Top U.S. tobacco companies for years denied that their cigarettes were addictive, even though their own research had concluded otherwise. In 1998, the companies jointly agreed to pay fines totaling as much as $200 billion and to curtail tobacco marketing campaigns.

Although Zuckerberg and other tech titans have called on Congress to pass new laws to regulate social media companies and online platforms, they also have mounted large-scale campaigns to slow new regulations.

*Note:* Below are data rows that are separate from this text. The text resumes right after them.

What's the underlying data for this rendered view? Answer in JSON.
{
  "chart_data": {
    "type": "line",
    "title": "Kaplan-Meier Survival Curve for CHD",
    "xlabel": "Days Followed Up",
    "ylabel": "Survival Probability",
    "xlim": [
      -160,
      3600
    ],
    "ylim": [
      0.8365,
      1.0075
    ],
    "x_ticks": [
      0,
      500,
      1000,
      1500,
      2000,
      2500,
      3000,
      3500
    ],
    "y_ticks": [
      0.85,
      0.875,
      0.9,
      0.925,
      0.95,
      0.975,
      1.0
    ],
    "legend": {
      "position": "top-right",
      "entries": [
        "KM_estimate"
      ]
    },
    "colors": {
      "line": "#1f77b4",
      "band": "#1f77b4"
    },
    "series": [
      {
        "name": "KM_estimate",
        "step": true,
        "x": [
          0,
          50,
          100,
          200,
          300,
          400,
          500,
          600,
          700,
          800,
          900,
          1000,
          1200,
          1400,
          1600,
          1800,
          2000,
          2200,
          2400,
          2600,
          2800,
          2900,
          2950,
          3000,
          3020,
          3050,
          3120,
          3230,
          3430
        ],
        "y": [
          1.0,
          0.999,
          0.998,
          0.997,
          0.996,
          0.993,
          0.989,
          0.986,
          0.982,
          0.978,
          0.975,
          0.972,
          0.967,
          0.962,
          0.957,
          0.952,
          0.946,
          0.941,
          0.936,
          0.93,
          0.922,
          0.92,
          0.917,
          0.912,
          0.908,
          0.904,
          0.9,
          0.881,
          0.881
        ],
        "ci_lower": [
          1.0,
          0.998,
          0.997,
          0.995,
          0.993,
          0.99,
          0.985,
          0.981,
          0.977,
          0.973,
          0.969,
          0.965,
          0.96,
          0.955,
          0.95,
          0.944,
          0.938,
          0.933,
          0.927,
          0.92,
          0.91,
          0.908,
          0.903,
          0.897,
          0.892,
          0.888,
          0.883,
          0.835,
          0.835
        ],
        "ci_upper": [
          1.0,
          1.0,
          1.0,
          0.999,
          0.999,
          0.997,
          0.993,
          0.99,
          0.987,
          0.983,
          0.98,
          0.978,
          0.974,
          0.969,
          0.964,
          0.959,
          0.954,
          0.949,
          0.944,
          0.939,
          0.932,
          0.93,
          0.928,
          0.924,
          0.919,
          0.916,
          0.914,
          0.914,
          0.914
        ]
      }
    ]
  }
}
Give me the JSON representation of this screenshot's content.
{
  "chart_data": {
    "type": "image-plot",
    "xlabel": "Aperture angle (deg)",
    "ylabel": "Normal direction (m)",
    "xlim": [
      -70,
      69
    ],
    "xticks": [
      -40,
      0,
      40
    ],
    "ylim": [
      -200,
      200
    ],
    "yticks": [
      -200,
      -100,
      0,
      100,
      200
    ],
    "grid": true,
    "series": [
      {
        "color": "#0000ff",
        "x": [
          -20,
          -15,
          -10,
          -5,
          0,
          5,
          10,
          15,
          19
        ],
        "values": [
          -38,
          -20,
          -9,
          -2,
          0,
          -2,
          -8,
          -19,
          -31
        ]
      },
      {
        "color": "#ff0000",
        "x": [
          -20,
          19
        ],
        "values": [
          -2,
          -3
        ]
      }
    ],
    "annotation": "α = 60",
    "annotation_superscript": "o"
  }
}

“I just feel that, you know, delay and obfuscation is the legislative strategy of Facebook, especially since Facebook has spent millions of dollars on a marketing campaign calling on Congress to pass internet regulations,” Sen. Edward J. Markey, D-Mass., said at last week’s hearing.

Markey said he intends to reintroduce legislation from last Congress that would ban social media apps aimed at children from showing follower counts, autoplay features on videos and so-called “influencers” who target children.

Pressed to answer whether Facebook would support the legislation, Davis declined to say. Instead, she said the company would work with parents, lawmakers and regulators to write new rules.

‘Huge lobby’

Consumer safety advocates who have dealt with social media companies are skeptical that Congress will act decisively by passing new regulations.

“Big Tech has a huge lobby, and we have seen it firsthand,” said Donna Rice Hughes, president of Enough Is Enough, a nonprofit organization that promotes internet safety for children. Since the advent of the internet, Big Tech companies have argued that what makes the online world “beautiful is its open and free nature,” Hughes said in an interview.

Lawmakers must enact safety measures for kids online similar to protocols that exist in the physical world, Hughes said.

Even though online platforms say only children 13 and above are allowed to create accounts, companies don’t diligently enforce age verification systems, potentially allowing younger kids to access apps intended for older children, Hughes said.

The online gambling industry, for example, has embraced strict age verification systems that social media companies could use but opt not to, Hughes said.

Haugen, the whistleblower, also alleges that Facebook misled its investors, and her lawyers have filed complaints with the Securities and Exchange Commission asking the agency to investigate the company.

Blumenthal told The Washington Post that lawmakers would be probing Haugen’s allegations about misleading investors in addition to her claims about the company shelving internal research on dangers to children.